The scientist smiled. Her young visitor belonged to the generation that would have to deal with the consequences of climate change. "I'm sure you won't."

"How long before your plan starts to have an effect?" asked Bernice.

"It might be working on a modest scale, but how many people would admit to seeing the verges glow in the dark on their way home from the pub?"

"So you think it's already happening?"

"Not too noticeably, I hope. I don't want to be shut down by the protesters against modified crops before I'm ready. If they're prepared to destroy fields of food with the potential to prevent starvation, just think what they might do to this place."

"I don't know about other insects, but my bees seem too happy here to spread your pollen very far."
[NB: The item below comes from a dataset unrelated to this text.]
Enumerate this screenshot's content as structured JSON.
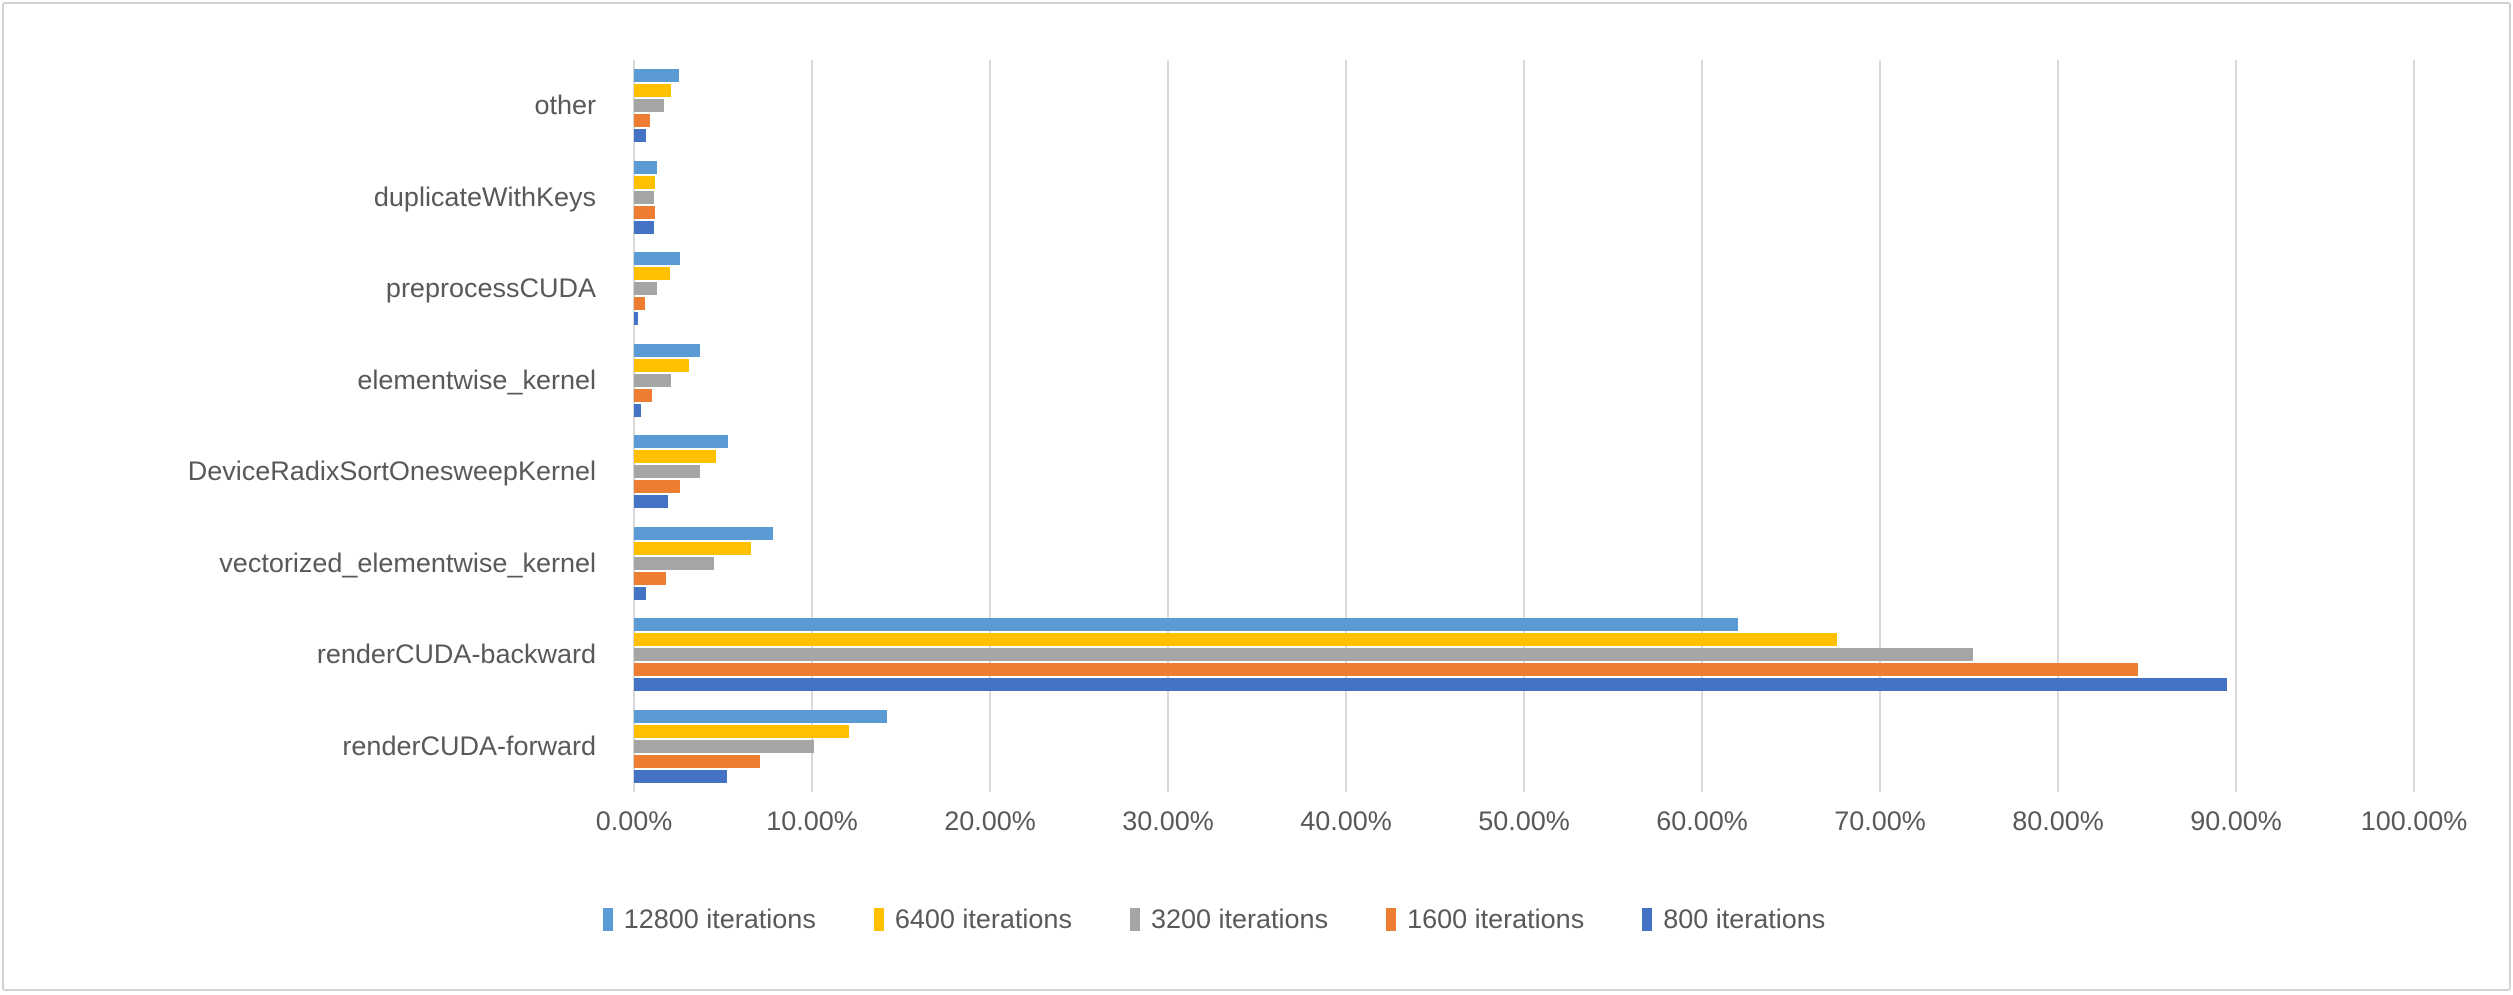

"They're the ideal pollinators for my present purposes. Once enough plant varieties have been treated, then I'll need hives of more adventurous bees."

The thought of fields of wheat and hedgerows glowing in the night filled Bernice with the sort of euphoria she hadn't experienced since receiving her first book on beekeeping. Though what the wildlife would think of it might be different matter. They wouldn't know whether it was night or day; as if they didn't already have enough to contend with in pesticides. That was something which apparently hadn't occurred to the Professor. Now Bernice knew her path in life. It was bizarre, exciting and had already consumed most of another person's lifetime, though explaining that to a jobseeker interviewer might not be such a good idea.

"Got any vacancies?"

"When can you start?"

"Weekends all right? Got GCEs coming up."

"Good idea. Get qualified. Never know from day to day whether I could get closed down."

Bernice watched her bees busy in the fluorescent flowers. Professor Batista needed a realist like her to help put things into perspective before she managed to illuminate the whole world, from the Siberian tundra to Brazilian rainforest.

"You know, there are quite a few ways of making your research even more useful."

"Like?"

"Your glowing lime trees could eliminate the use for street lights and, if only the pollen of certain species could be targeted, so many societies without access to electricity could carry on being active after sunset."

"Yes," Prof Batista admitted, "you really are a very bright kid, aren't you."